History

United States
- Acquired: 22 December 1862
- Fate: Burned, 22 April 1864

General characteristics
- Length: 226 tons
- Armament: eight 24-pounder howitzers

= USS Petrel (1862) =

Gunboat of the United States Navy

The second USS Petrel was a tinclad wooden steamer in the United States Navy. Petrel was purchased as Duchess at Cincinnati, Ohio, 22 December 1862, renamed Petrel, and commissioned.

Assigned to the Mississippi Squadron, she participated in the Yazoo River expedition against Haynes Bluff, 30 April – 1 May 1863, then went after Confederate shipping on the Yazoo and Sunflower rivers. In July she cruised the Red, Black, Tensas and Ouachita rivers, capturing four rebel vessels and military stores.

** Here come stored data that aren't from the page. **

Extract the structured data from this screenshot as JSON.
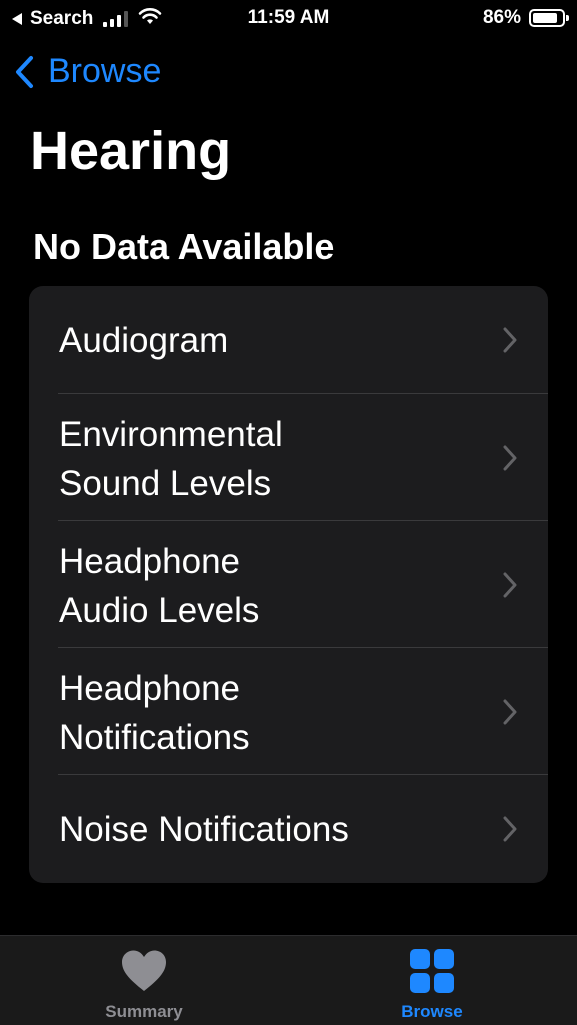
{
  "status_bar": {
    "back_label": "Search",
    "time": "11:59 AM",
    "battery_percent": "86%",
    "battery_level": 0.86
  },
  "nav": {
    "back_label": "Browse"
  },
  "page": {
    "title": "Hearing",
    "section_title": "No Data Available"
  },
  "list": {
    "items": [
      {
        "label": "Audiogram"
      },
      {
        "label": "Environmental\nSound Levels"
      },
      {
        "label": "Headphone\nAudio Levels"
      },
      {
        "label": "Headphone\nNotifications"
      },
      {
        "label": "Noise Notifications"
      }
    ]
  },
  "tab_bar": {
    "tabs": [
      {
        "label": "Summary",
        "icon": "heart-icon",
        "active": false
      },
      {
        "label": "Browse",
        "icon": "grid-icon",
        "active": true
      }
    ]
  },
  "colors": {
    "accent": "#1e88ff",
    "background": "#000000",
    "card": "#1c1c1e",
    "inactive": "#8e8e93"
  }
}
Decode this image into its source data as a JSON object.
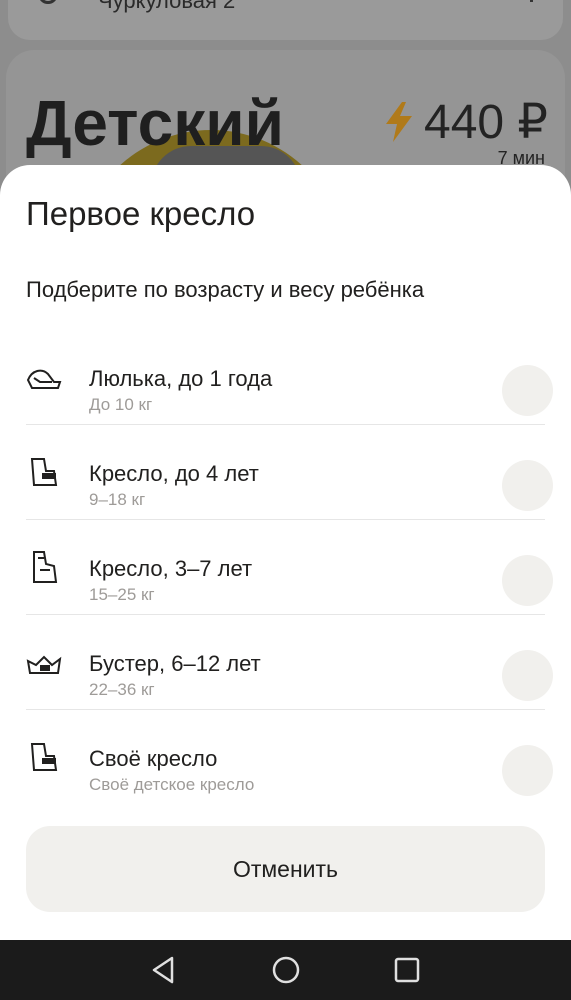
{
  "background": {
    "address": "Чуркуловая 2",
    "tariff_name": "Детский",
    "price": "440 ₽",
    "eta": "7 мин"
  },
  "sheet": {
    "title": "Первое кресло",
    "subtitle": "Подберите по возрасту и весу ребёнка",
    "options": [
      {
        "title": "Люлька, до 1 года",
        "subtitle": "До 10 кг",
        "icon": "infant-carrier-icon"
      },
      {
        "title": "Кресло, до 4 лет",
        "subtitle": "9–18 кг",
        "icon": "child-seat-icon"
      },
      {
        "title": "Кресло, 3–7 лет",
        "subtitle": "15–25 кг",
        "icon": "child-seat-highback-icon"
      },
      {
        "title": "Бустер, 6–12 лет",
        "subtitle": "22–36 кг",
        "icon": "booster-icon"
      },
      {
        "title": "Своё кресло",
        "subtitle": "Своё детское кресло",
        "icon": "own-seat-icon"
      }
    ],
    "cancel_label": "Отменить"
  },
  "colors": {
    "accent_bolt": "#f5a623",
    "radio_bg": "#f1f0ed",
    "subtext": "#9e9b98"
  }
}
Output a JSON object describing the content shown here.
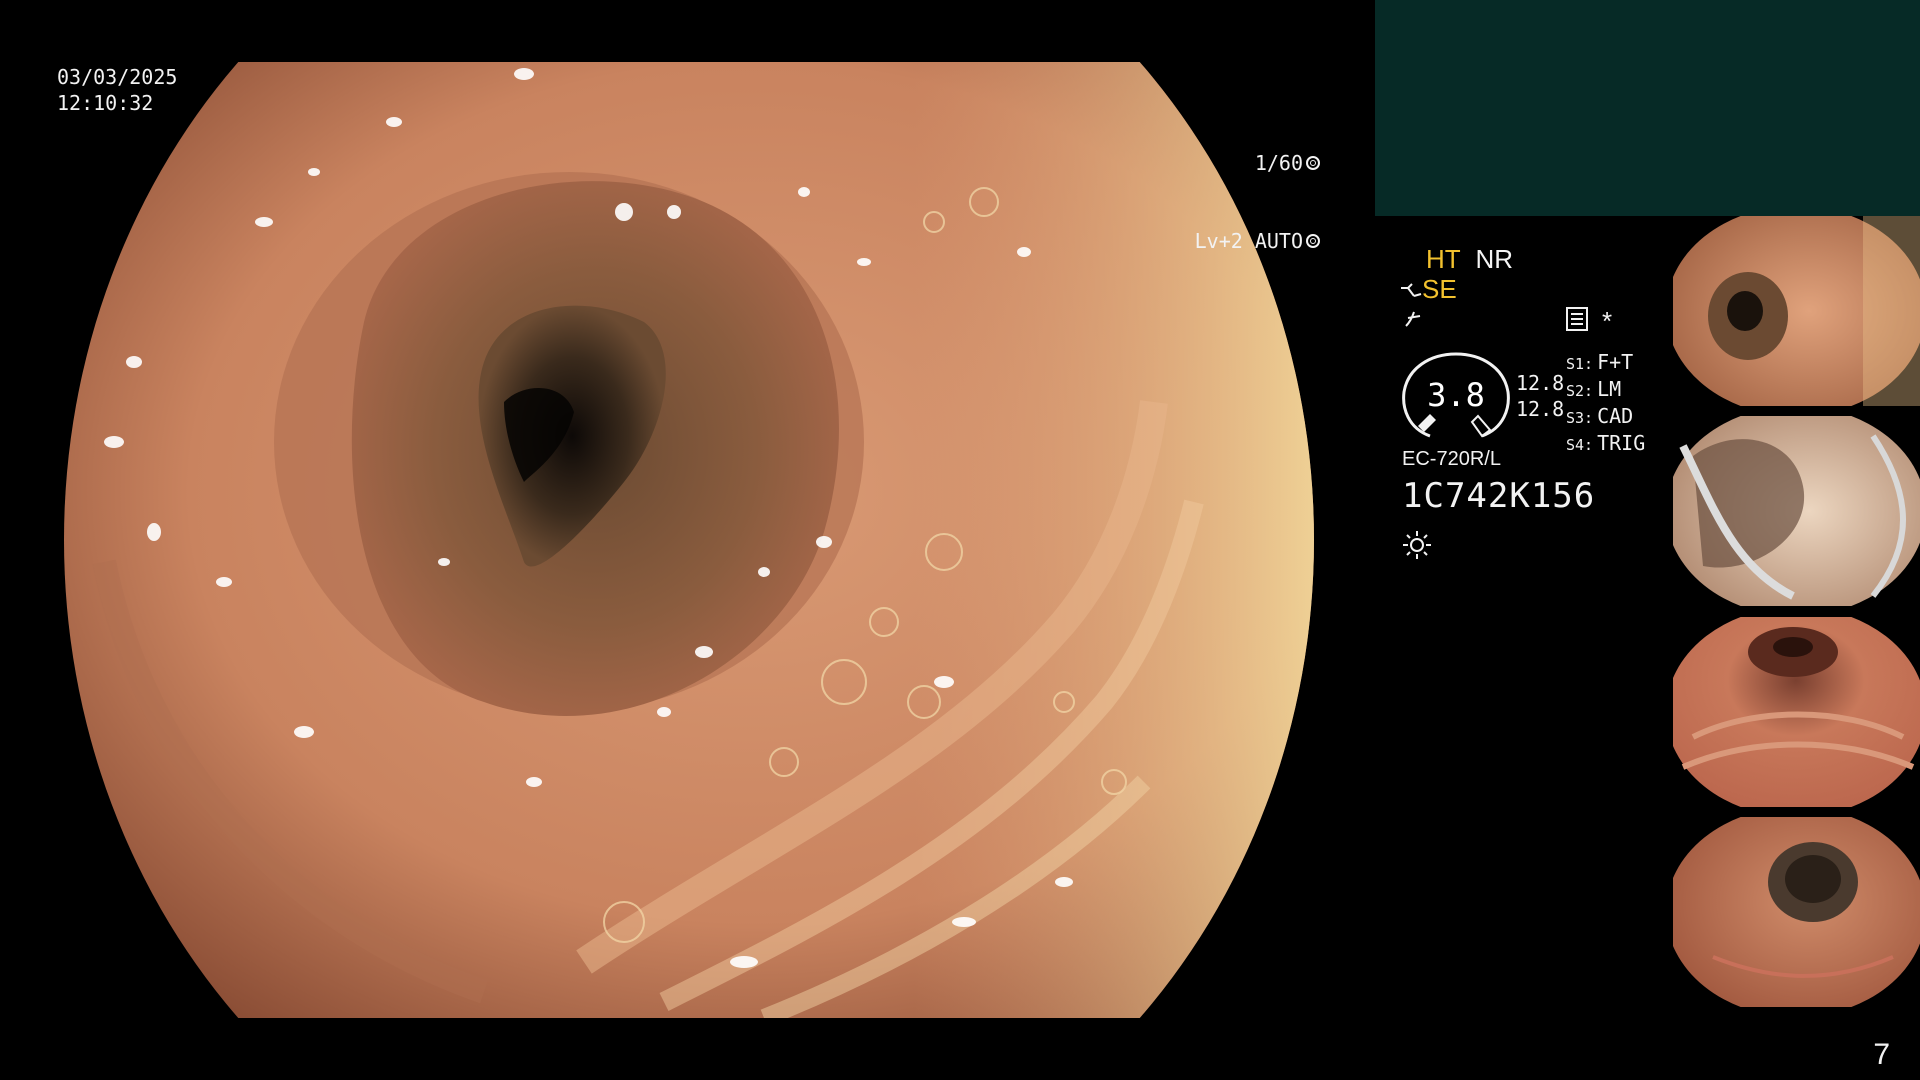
{
  "overlay": {
    "date": "03/03/2025",
    "time": "12:10:32",
    "shutter": "1/60",
    "level_mode": "Lv+2 AUTO"
  },
  "settings": {
    "ht_label": "HT",
    "nr_label": "NR",
    "se_label": "SE",
    "gauge_value": "3.8",
    "readings": [
      "12.8",
      "12.8"
    ],
    "switches": [
      {
        "key": "S1:",
        "value": "F+T"
      },
      {
        "key": "S2:",
        "value": "LM"
      },
      {
        "key": "S3:",
        "value": "CAD"
      },
      {
        "key": "S4:",
        "value": "TRIG"
      }
    ],
    "asterisk": "*",
    "scope_model": "EC-720R/L",
    "scope_serial": "1C742K156"
  },
  "icons": {
    "shutter": "aperture-icon",
    "auto": "ring-icon",
    "structure": "structure-enhance-icon",
    "color": "color-mode-icon",
    "record": "record-icon",
    "light": "light-icon"
  },
  "colors": {
    "accent_yellow": "#f2c12e",
    "panel_teal": "#062a26",
    "mucosa": "#c98766"
  },
  "thumbnails": [
    {
      "name": "capture-1"
    },
    {
      "name": "capture-2"
    },
    {
      "name": "capture-3"
    },
    {
      "name": "capture-4"
    }
  ],
  "page_number": "7"
}
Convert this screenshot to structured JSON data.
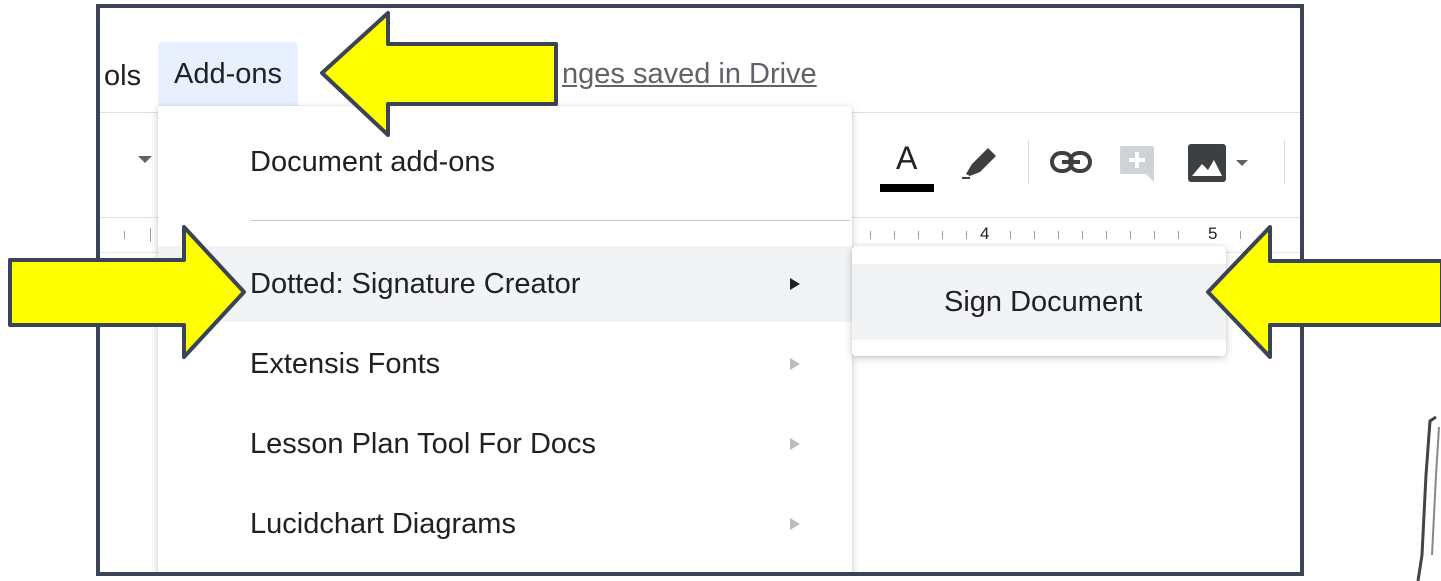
{
  "menubar": {
    "tools_label_partial": "ols",
    "addons_label": "Add-ons",
    "saved_text": "nges saved in Drive"
  },
  "ruler": {
    "number_4": "4",
    "number_5": "5"
  },
  "addons_menu": {
    "items": [
      {
        "label": "Document add-ons",
        "has_submenu": false
      },
      {
        "label": "Dotted: Signature Creator",
        "has_submenu": true,
        "highlighted": true
      },
      {
        "label": "Extensis Fonts",
        "has_submenu": true
      },
      {
        "label": "Lesson Plan Tool For Docs",
        "has_submenu": true
      },
      {
        "label": "Lucidchart Diagrams",
        "has_submenu": true
      }
    ]
  },
  "submenu": {
    "items": [
      {
        "label": "Sign Document",
        "highlighted": true
      }
    ]
  },
  "toolbar": {
    "text_color_letter": "A"
  },
  "colors": {
    "callout_fill": "#ffff00",
    "callout_stroke": "#3a4456",
    "menu_hover": "#f1f3f4",
    "addons_active_bg": "#e8f0fe"
  }
}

On 3 February 1864 she helped silence Confederate batteries at Liverpool, Mississippi, on the Yazoo, to initiate naval operations to prevent Southern harassment of Sherman's expedition to Meridian, Mississippi. For the next two weeks the ships pushed up the Yazoo, engaging Confederate troops as far up the river as Greenwood. A month and a half later, Petrel commenced attacks on Yazoo City.

On 22 April 1864, however, she was disabled, captured, and after the removal of her guns and most valuable stores, was burned.